Two typical winter lawn diseases and how to fight them

Two typical winter lawn diseases and how to fight them featured image

Winter is the perfect time for a villainous and deadly disease to take hold of your lawn throughout winter – especially when you’re not looking behind you! So, if you want your garden to look less pantomime and more Midnight Summer’s Dream come spring, you’ll need to keep your eye out for these felonious fungi throughout the winter months.

Snow Mould (Fusarium Patch)

As your white Christmas melts away, you may notice that some of the white patches aren’t shifting. This is because your lawn may be sick with one of the most common lawn diseases – Fusarium Patch. Grasses that are particularly susceptible to this disease are: Annual Meadow-grass, Perennial Ryegrass and Creeping Bent.

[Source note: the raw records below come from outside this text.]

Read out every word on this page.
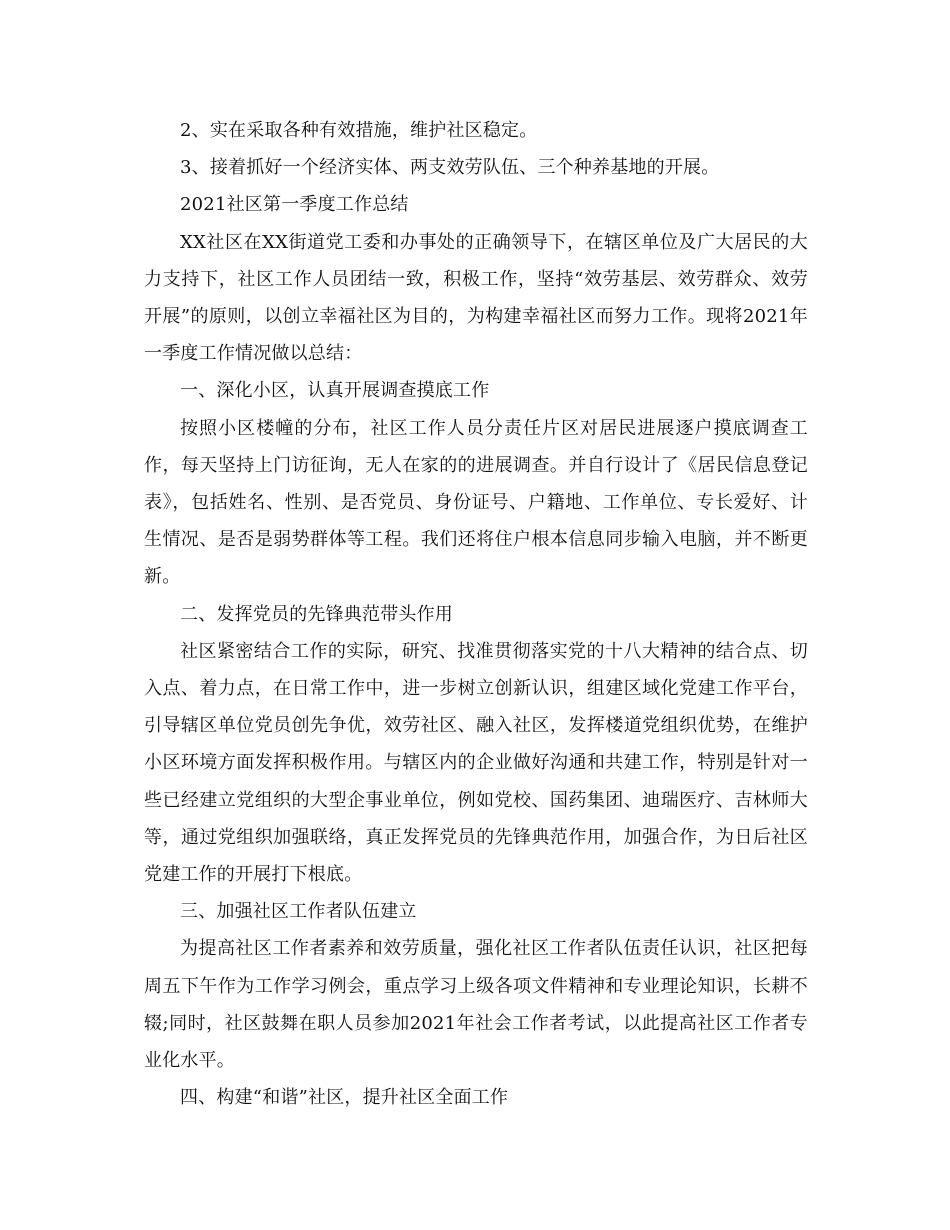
2、实在采取各种有效措施，维护社区稳定。

3、接着抓好一个经济实体、两支效劳队伍、三个种养基地的开展。

2021社区第一季度工作总结

XX社区在XX街道党工委和办事处的正确领导下，在辖区单位及广大居民的大力支持下，社区工作人员团结一致，积极工作，坚持“效劳基层、效劳群众、效劳开展”的原则，以创立幸福社区为目的，为构建幸福社区而努力工作。现将2021年一季度工作情况做以总结：

一、深化小区，认真开展调查摸底工作

按照小区楼幢的分布，社区工作人员分责任片区对居民进展逐户摸底调查工作，每天坚持上门访征询，无人在家的的进展调查。并自行设计了《居民信息登记表》，包括姓名、性别、是否党员、身份证号、户籍地、工作单位、专长爱好、计生情况、是否是弱势群体等工程。我们还将住户根本信息同步输入电脑，并不断更新。

二、发挥党员的先锋典范带头作用

社区紧密结合工作的实际，研究、找准贯彻落实党的十八大精神的结合点、切入点、着力点，在日常工作中，进一步树立创新认识，组建区域化党建工作平台，引导辖区单位党员创先争优，效劳社区、融入社区，发挥楼道党组织优势，在维护小区环境方面发挥积极作用。与辖区内的企业做好沟通和共建工作，特别是针对一些已经建立党组织的大型企事业单位，例如党校、国药集团、迪瑞医疗、吉林师大等，通过党组织加强联络，真正发挥党员的先锋典范作用，加强合作，为日后社区党建工作的开展打下根底。

三、加强社区工作者队伍建立

为提高社区工作者素养和效劳质量，强化社区工作者队伍责任认识，社区把每周五下午作为工作学习例会，重点学习上级各项文件精神和专业理论知识，长耕不辍;同时，社区鼓舞在职人员参加2021年社会工作者考试，以此提高社区工作者专业化水平。

四、构建“和谐”社区，提升社区全面工作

Your lawn symptoms will be yellow/brown grass in various patches. Fusarium Patch is not to be confused with just some patchy grass – you’ll notice that the patches will be brown around the edges going into the yellow patch, whereas regular patchy grass just needs a little more love and will generally reveal the soil underneath. We wish we could say that this disease is completely unavoidable – but you can avoid it.

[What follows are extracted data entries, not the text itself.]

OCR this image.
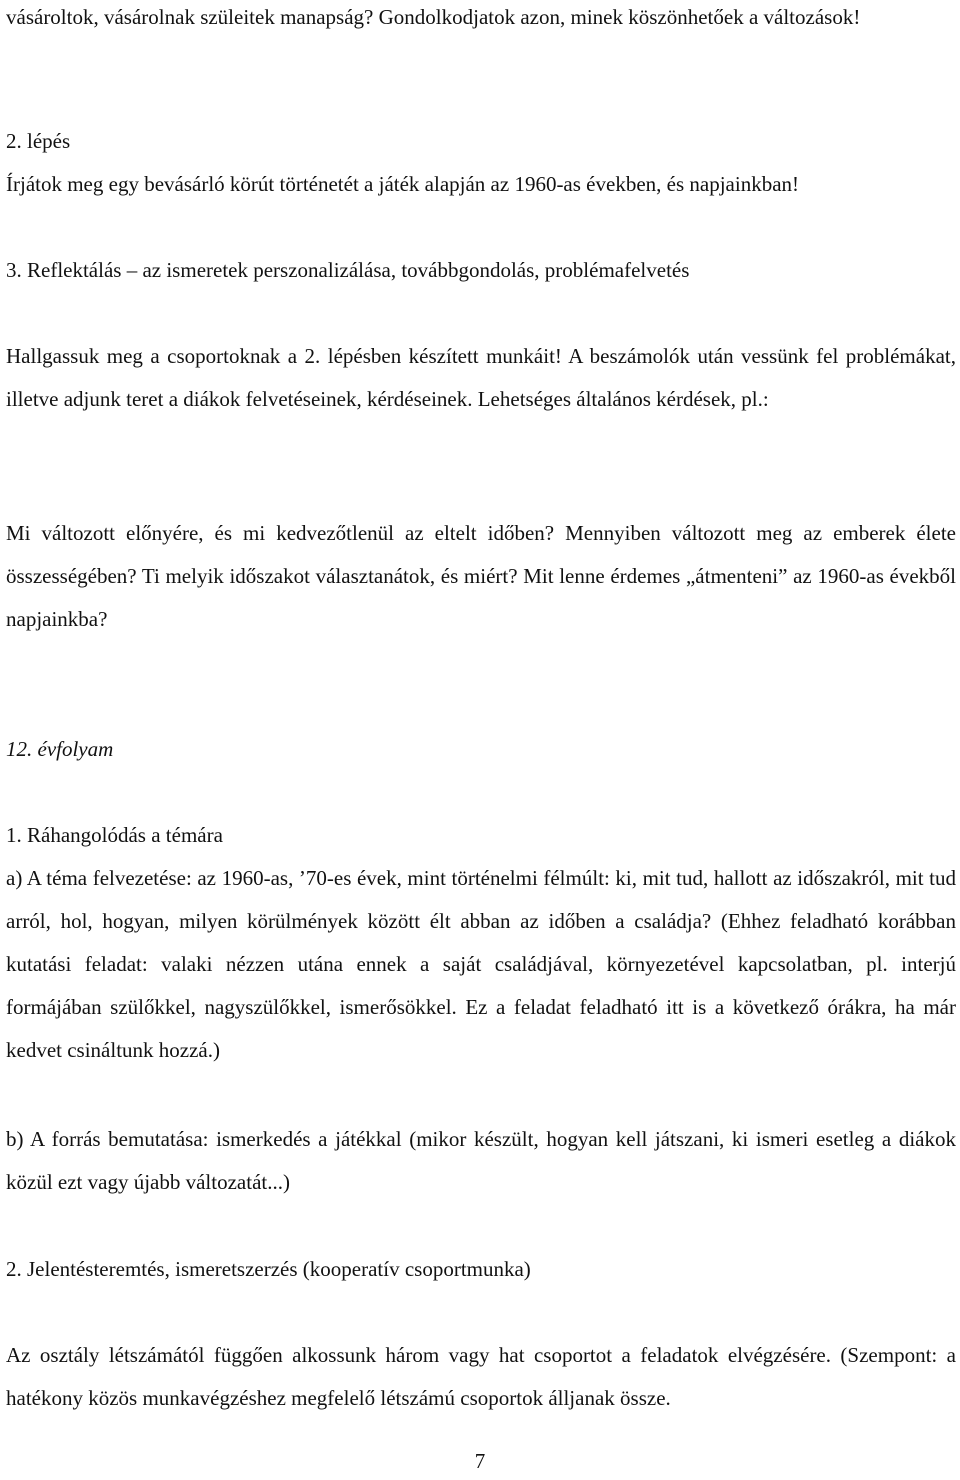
vásároltok, vásárolnak szüleitek manapság? Gondolkodjatok azon, minek köszönhetőek a változások!

2. lépés

Írjátok meg egy bevásárló körút történetét a játék alapján az 1960-as években, és napjainkban!

3. Reflektálás – az ismeretek perszonalizálása, továbbgondolás, problémafelvetés

Hallgassuk meg a csoportoknak a 2. lépésben készített munkáit! A beszámolók után vessünk fel problémákat, illetve adjunk teret a diákok felvetéseinek, kérdéseinek. Lehetséges általános kérdések, pl.:

Mi változott előnyére, és mi kedvezőtlenül az eltelt időben? Mennyiben változott meg az emberek élete összességében? Ti melyik időszakot választanátok, és miért? Mit lenne érdemes „átmenteni” az 1960-as évekből napjainkba?

12. évfolyam

1. Ráhangolódás a témára

a) A téma felvezetése: az 1960-as, ’70-es évek, mint történelmi félmúlt: ki, mit tud, hallott az időszakról, mit tud arról, hol, hogyan, milyen körülmények között élt abban az időben a családja? (Ehhez feladható korábban kutatási feladat: valaki nézzen utána ennek a saját családjával, környezetével kapcsolatban, pl. interjú formájában szülőkkel, nagyszülőkkel, ismerősökkel. Ez a feladat feladható itt is a következő órákra, ha már kedvet csináltunk hozzá.)

b) A forrás bemutatása: ismerkedés a játékkal (mikor készült, hogyan kell játszani, ki ismeri esetleg a diákok közül ezt vagy újabb változatát...)

2. Jelentésteremtés, ismeretszerzés (kooperatív csoportmunka)

Az osztály létszámától függően alkossunk három vagy hat csoportot a feladatok elvégzésére. (Szempont: a hatékony közös munkavégzéshez megfelelő létszámú csoportok álljanak össze.

7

With good lawn management, you can help prevent this from happening. Here’s what you need to do –

  • Avoid using a fertiliser that has a high Nitrogen level
  • Spike your turf regularly to alleviate compression
  • Don’t walk on the grass when there’s snow!

If you suspect your lawn is diagnosed with Snow Mould, invest in a hand-held fungicide that will help you tackle the lawn head-on!

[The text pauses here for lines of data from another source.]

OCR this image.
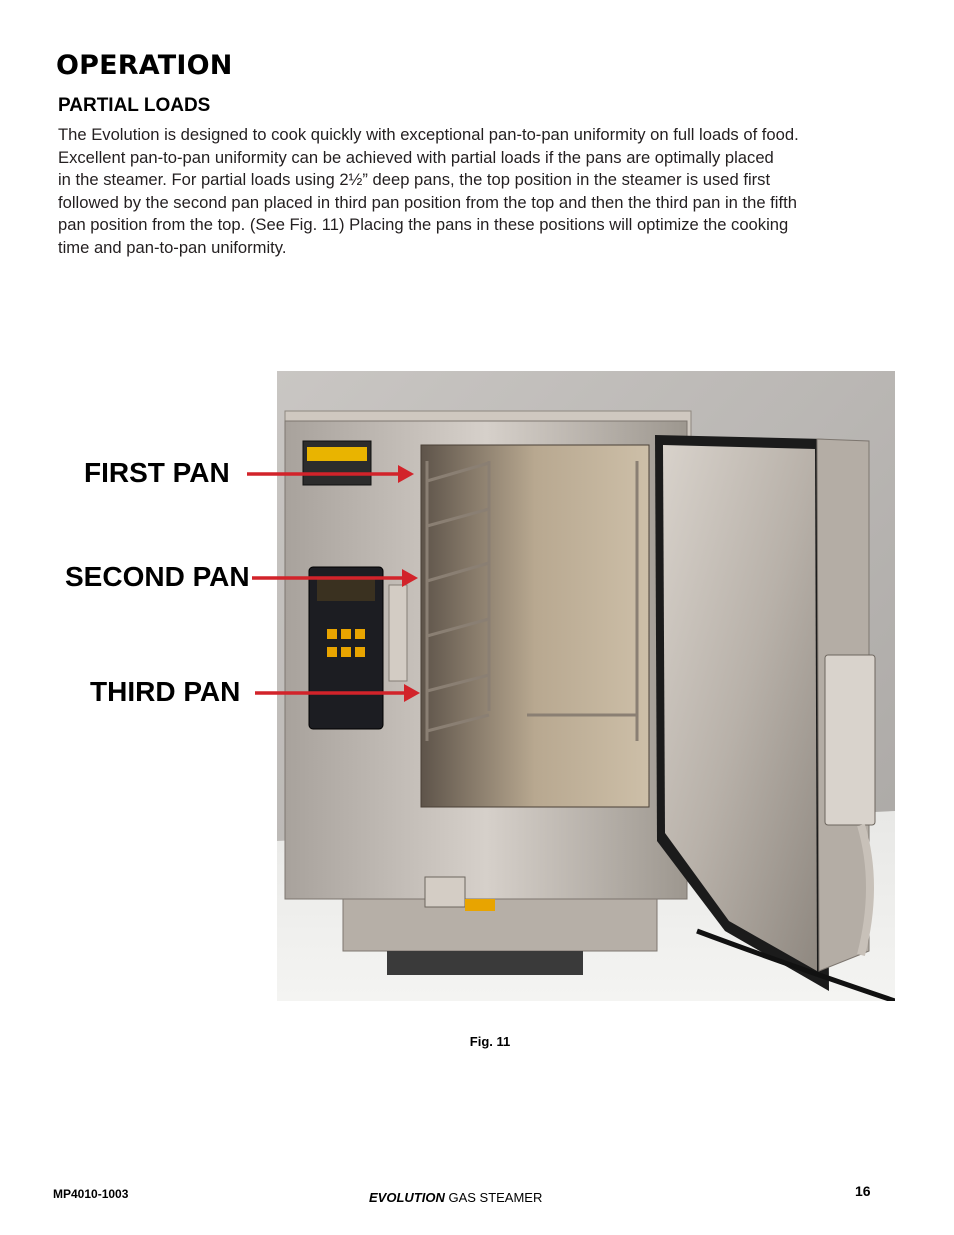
OPERATION
PARTIAL LOADS

The Evolution is designed to cook quickly with exceptional pan-to-pan uniformity on full loads of food.
Excellent pan-to-pan uniformity can be achieved with partial loads if the pans are optimally placed
in the steamer. For partial loads using 2½” deep pans, the top position in the steamer is used first
followed by the second pan placed in third pan position from the top and then the third pan in the fifth
pan position from the top. (See Fig. 11) Placing the pans in these positions will optimize the cooking
time and pan-to-pan uniformity.

FIRST PAN
SECOND PAN
THIRD PAN
Fig. 11
MP4010-1003	EVOLUTION GAS STEAMER	16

Red Thread (Corticum Disease)

It’s unfortunate – but fine-leafed grasses such as fescues and perennial ryegrass are most susceptible to Red Thread disease. Red Thread disease is usually a sign that you need to fertilise your lawn. Typical symptoms of  Red Thread are patches of bleached grass, which will later turn a pink hue with red needle-like blades amongst the patch.  

Although it probably won’t show until late summer or autumn, it will have worked away at your lawn during winter when nitrogen levels in the soil are low. As always, prevention is the best cure:

  • Aerating your soil by spiking the turf
  • Ensure to feed your lawn every Spring / Summer

If you haven’t done this and are seeing signs of Red Thread in your lawn (typically in moist weather – summer, autumn, winter), you can use a fungicide that contains Trifloxystrobin.

This is a fungicide that is available for amateur use. However, do not use a Trifloxystrobin solution twice a year, as your lawn will build immunity to it.

As always, prevention is the best cure, but if you should come up against these potential turf terminators, treat it with a Trifloxystrobin fungicide and put these diseases to bed!